More recently a technology called Battery Energy Storage System (BESS) is experiencing greater use as part of the UK’s electricity network; however there are currently a number of risks associated with this technology due to the large and complex design of these batteries which can pose severe fire risks.

Another energy technology is Combined Heat and Power (CHP). Similarly to STOR, CHP is not itself a renewable technology but has the efficiency advantage that it captures the waste heat produced in the process of generating electricity, which can then be used to provide useful thermal energy. CHP often uses natural gas, but can also be fuelled by biomass.

It’s crucial that any company wishing to act as a STOR service provider has the relevant expert knowledge and expertise to ensure it remains safe for use.

One potential hazard is the gas used in the STOR process. This can present a real risk in conjunction with ignition sources such as electrical faults, mechanical failure and even weather events such as lightning strikes. To mitigate such risk, it’s vital to ensure that electrical testing, including thermographic testing is undertaken by a competent contractor and that equipment is regularly serviced and maintained in line with statutory requirements.

Since STOR equipment may be housed on unattended sites, it’s necessary to implement risk management processes to monitor the kit remotely. One recommended measure is to install heat and smoke detectors which can automatically shut off the engine in the event of fire or unacceptably high temperatures. Sites should also house suitable fire-fighting and suppression equipment, such as sprinkler systems. Supervisory control and data acquisition (SCADA) systems are an effective way of monitoring and controlling industrial processes to gather real-time data and be alerted to any anomalous readings which could indicate issues.
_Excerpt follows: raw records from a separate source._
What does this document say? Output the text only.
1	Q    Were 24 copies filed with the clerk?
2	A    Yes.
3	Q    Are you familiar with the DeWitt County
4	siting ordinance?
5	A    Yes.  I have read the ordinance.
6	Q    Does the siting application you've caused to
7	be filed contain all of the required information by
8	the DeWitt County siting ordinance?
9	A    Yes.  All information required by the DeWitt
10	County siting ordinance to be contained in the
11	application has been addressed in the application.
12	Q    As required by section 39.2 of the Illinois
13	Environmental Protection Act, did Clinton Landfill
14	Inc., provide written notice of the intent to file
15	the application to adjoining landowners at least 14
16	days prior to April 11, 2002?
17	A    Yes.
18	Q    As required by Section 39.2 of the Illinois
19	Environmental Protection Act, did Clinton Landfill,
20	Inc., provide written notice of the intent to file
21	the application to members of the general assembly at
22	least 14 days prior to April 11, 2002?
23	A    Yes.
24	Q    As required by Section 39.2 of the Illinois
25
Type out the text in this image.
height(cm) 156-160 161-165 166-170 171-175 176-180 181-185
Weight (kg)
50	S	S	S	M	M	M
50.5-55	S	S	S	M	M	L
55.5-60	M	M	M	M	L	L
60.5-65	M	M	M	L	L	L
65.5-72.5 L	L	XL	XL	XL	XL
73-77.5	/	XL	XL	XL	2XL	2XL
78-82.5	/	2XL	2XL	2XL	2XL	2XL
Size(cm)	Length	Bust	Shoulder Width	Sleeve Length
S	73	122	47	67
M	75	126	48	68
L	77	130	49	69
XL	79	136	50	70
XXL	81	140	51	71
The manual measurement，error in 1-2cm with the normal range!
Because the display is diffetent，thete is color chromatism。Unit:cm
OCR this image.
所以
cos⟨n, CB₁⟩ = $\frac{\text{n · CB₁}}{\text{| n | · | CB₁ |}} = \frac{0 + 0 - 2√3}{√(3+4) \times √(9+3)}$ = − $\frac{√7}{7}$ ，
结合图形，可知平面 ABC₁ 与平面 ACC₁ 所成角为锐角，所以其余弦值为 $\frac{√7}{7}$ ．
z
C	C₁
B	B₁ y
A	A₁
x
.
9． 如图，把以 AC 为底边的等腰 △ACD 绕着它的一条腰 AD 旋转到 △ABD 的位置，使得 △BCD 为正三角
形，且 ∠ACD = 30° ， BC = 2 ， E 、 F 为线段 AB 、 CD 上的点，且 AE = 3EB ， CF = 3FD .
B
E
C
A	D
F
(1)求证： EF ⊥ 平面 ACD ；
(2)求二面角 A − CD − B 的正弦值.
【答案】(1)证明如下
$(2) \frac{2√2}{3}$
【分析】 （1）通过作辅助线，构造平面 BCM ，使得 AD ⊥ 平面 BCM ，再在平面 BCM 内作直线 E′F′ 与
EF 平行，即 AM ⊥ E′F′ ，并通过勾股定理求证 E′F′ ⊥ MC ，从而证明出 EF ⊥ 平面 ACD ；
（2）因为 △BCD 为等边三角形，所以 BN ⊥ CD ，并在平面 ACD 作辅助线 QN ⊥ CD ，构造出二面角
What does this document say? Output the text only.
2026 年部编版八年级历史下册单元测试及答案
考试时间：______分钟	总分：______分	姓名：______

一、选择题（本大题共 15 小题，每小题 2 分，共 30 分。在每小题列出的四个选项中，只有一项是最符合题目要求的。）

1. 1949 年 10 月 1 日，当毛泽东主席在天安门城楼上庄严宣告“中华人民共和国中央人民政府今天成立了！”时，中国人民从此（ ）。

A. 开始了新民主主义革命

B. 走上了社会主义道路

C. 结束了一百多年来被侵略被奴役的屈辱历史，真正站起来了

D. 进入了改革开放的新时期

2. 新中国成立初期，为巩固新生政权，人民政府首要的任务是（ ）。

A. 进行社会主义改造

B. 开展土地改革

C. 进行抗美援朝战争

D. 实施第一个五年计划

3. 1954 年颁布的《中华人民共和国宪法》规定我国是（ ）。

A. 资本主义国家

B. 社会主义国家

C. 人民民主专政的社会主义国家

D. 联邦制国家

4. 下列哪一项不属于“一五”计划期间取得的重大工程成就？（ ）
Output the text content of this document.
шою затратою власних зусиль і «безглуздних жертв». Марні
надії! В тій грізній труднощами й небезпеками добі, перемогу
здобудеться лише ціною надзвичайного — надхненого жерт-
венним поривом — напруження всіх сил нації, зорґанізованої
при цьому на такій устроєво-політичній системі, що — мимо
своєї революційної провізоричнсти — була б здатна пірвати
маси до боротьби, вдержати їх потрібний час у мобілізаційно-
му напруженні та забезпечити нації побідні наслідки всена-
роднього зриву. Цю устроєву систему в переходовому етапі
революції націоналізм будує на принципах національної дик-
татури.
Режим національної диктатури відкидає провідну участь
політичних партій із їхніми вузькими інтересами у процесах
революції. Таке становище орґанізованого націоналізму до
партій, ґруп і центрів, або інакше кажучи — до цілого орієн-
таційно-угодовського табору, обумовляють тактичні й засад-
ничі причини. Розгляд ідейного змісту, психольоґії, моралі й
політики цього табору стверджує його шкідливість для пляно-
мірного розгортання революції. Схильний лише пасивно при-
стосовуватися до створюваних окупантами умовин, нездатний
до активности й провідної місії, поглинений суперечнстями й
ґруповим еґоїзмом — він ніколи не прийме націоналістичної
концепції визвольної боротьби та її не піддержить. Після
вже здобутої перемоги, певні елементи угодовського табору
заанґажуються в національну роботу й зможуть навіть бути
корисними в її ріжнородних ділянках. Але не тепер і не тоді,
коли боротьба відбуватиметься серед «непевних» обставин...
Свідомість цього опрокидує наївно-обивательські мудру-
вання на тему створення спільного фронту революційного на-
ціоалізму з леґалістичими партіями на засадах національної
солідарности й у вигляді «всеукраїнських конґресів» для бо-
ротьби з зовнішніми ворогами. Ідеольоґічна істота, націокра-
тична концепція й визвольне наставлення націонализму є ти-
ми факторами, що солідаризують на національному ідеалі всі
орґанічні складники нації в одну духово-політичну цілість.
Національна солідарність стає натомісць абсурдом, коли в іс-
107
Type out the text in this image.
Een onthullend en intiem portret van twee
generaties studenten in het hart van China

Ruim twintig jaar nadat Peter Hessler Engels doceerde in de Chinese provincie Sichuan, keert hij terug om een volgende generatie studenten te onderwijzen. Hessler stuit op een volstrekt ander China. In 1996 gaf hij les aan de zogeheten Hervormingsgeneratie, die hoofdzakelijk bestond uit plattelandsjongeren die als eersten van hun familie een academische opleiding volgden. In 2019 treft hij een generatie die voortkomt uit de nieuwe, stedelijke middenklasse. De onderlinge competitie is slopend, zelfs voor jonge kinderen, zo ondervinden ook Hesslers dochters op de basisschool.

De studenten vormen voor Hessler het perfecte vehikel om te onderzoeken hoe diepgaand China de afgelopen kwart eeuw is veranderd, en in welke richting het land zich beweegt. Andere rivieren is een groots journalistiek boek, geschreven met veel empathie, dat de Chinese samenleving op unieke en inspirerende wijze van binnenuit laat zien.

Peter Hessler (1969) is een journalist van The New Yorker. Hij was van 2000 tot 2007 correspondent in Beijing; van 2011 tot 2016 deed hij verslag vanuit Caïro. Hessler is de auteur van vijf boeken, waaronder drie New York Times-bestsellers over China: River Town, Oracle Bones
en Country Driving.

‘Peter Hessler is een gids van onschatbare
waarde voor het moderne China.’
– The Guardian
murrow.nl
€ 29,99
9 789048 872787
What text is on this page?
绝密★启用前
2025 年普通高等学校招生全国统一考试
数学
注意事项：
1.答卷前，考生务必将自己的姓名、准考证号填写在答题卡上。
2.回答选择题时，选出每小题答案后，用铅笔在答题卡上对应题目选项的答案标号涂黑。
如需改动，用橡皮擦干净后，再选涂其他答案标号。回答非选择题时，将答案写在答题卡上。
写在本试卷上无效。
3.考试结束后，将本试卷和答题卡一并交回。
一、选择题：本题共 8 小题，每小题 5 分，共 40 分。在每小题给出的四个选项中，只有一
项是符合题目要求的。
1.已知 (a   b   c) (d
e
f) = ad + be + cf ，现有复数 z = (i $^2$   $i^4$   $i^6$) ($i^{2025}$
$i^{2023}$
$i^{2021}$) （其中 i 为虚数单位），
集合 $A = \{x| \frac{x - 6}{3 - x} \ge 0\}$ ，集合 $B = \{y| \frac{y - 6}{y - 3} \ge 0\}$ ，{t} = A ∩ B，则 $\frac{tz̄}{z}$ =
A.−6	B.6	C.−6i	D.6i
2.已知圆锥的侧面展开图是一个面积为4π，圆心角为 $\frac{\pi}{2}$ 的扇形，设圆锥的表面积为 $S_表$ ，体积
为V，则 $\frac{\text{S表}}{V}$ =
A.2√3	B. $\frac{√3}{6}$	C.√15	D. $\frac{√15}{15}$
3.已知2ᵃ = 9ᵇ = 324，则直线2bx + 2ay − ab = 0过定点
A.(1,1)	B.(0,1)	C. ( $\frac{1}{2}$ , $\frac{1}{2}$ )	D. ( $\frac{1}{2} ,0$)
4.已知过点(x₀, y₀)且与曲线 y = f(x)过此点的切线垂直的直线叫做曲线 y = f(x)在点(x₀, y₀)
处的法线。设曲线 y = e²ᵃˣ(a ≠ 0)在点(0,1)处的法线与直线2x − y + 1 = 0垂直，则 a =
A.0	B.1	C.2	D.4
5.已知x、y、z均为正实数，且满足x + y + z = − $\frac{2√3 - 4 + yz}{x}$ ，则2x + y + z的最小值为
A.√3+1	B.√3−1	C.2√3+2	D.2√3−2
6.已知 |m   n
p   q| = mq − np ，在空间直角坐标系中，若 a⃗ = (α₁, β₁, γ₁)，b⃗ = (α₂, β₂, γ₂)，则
It’s also important to educate workers on the importance of correct storage of flammables and around housekeeping standards, such as strict controls on smoking.

Conversely, flooding and water damage can also pose a threat. Where a site is located in a higher flood risk area, a flood assessment should be completed. It may be necessary to take steps such as raising floor levels or building up site levels, in addition to completing regular building and roof inspections. 

A further risk of unmanned STOR sites is the potential for unauthorised access and criminal activity. To reduce the chances of this it’s recommended to install perimeter security (such as weldmesh or palisade fences), and consider electronic security such as CCTV and/or perimeter beams.

Whilst supportive of the technology, any potential insurer of STOR installations will be mindful of the many associated risks and wary of any service provider who exhibits a lack of expertise, due diligence and risk management processes. There will likely be a preference for new engines, but where second-hand engines are accepted, insurers will be keen to satisfy themselves that the operator has the required engineering capability and is committed to STOR for an enduring time period. Other criteria influencing insurance requirements include where and under which circumstances the equipment is used, the quality and type of gas used, and the number of start-ups and operating hours.

Where robust due diligence and ongoing maintenance is undertaken, STOR can offer an effective and efficient method of meeting our energy needs, both now and in the future.

Commentary and guidance in this article are provided for information purposes only and are not intended to amount to advice on which reliance should be placed. Readers should seek further advice when dealing with their individual and particular situations. Allianz Insurance plc shall have no liability for any action taken as a result of and in reliance on the information contained in this article.